İnsan türünün sürekliliğini sağlayan ve doğal belirleme olan ‘üremeyi” cinsellik üzerine oturtuyor, cinselliği kadın-erkek ilişkisine indirgiyor, bu ilişkiyi toplumsal boyutuyla genetik soy bağı örgüsüyle tasarlanmış akrabalık sistemleri temelinde yapılandırıyor ve bu yapıyı sürdüregelecek evlilik kurumunu ve bu kurum üzerine oturtulan aileyi  toplumsal örgütlenmenin temeli olarak ilan ediyoruz. Bu toplumsal birlikte yaşama tasarımı ve kalıbı zihinlerimizdeki kadın ve erkek tanımını belirliyor, ev ve ev dışı iş bölümünü üretiyor, bu iş bölümü kadına atfedilen rolü kutsallaştırıyor, üreme kaygısıyla cinselliği kadın-erkek arası cinsel ilişkiye indirgeyerek toplumsal bir yaşam kalıbına dönüştürüyor. Üretilen bu birlikte yaşama tasarımının ve kalıbının doğal olduğuna, başka türlü olamazlığına inanıyor-inandırıyoruz ve örgütleyerek önce toplumsal yapılanmanın, ardından siyasal örgütlenmenin temeli ilan ediyoruz. Böylece kadını erkek karşısında eşitsiz konuma sokan, cinselliği üreme kaygısı dışında yaşamayı tercih edenleri toplumsal yaşamın dışına iten, ötekileştiren, eşitsizliğin girdabına sürükleyen ve üst-eşitsizliğin silahı olan şiddeti kaçınılmaz kılan bu toplumsal yaşama kalıbını değiştirmeden eşitsizliği ve ürettiği şiddeti yok edemeyiz. Bilim bizlere artık üreme için kadın-erkek cinsel ilişkisinin zorunlu olmadığını, hatta kadın üreme hücresi gerekliyken erkek üreme hücresine gerek kalmadığını, yasaklanmış olsa da bir süre sonra üreme için kadın rahmine de ihtiyaç kalmayabileceğini söylüyor. Demek ki cinselliğin üreme temelinde kadın erkek cinsel ilişkisine indirgenmesi evrimin zorunluluğu değil. Bu nedenle, böyle bir anlayışa dayalı toplumsal yapılanmanın sorgulanması da kaçınılmazdır.
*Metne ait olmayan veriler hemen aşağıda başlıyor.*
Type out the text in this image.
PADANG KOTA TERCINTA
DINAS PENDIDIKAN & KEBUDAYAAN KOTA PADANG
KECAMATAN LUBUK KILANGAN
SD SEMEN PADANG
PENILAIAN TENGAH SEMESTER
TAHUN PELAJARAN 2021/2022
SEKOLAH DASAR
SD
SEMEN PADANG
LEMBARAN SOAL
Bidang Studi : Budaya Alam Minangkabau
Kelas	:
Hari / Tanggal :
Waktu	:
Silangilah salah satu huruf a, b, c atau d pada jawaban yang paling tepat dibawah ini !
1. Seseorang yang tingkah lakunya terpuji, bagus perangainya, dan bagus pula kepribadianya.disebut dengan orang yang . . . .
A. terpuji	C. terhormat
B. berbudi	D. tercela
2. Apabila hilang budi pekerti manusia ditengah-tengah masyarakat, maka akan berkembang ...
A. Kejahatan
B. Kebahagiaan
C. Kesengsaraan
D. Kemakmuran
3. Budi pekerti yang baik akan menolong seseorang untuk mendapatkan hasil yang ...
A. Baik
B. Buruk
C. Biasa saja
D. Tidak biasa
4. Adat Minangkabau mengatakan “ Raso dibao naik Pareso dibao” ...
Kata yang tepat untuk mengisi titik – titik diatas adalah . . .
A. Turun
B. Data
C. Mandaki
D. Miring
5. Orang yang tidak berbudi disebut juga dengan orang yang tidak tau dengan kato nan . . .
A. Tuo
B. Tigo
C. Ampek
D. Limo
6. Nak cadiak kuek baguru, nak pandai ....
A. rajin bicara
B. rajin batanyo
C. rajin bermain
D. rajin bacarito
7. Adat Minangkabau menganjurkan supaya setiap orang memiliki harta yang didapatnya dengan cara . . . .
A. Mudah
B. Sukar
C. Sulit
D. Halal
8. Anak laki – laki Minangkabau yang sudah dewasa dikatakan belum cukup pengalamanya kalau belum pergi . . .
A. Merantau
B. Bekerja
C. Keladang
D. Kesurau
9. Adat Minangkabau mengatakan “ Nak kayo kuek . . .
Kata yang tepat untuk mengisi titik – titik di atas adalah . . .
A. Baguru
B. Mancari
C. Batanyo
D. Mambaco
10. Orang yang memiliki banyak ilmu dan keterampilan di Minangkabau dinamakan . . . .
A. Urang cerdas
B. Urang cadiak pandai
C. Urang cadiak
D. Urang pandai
Bu toplumsal yaşama kalıbını değiştirmedikçe bu alandaki eşitsizliğin ve eşitsizliğin ürettiği şiddetin önüne geçilmesi olanaksızdır.
Eşitsizliğin kaynaklandığı temeli koruyup, bu temele ‘eşitlik sağlayıcı düzenlemeler’ şırınga ederek eşitsizliğin genetiğini değiştirebileceklerini ve onu evcilleştirebilecekleri sananlar aslında ‘erkek egemen anlayışın’ şövalyeleridirler.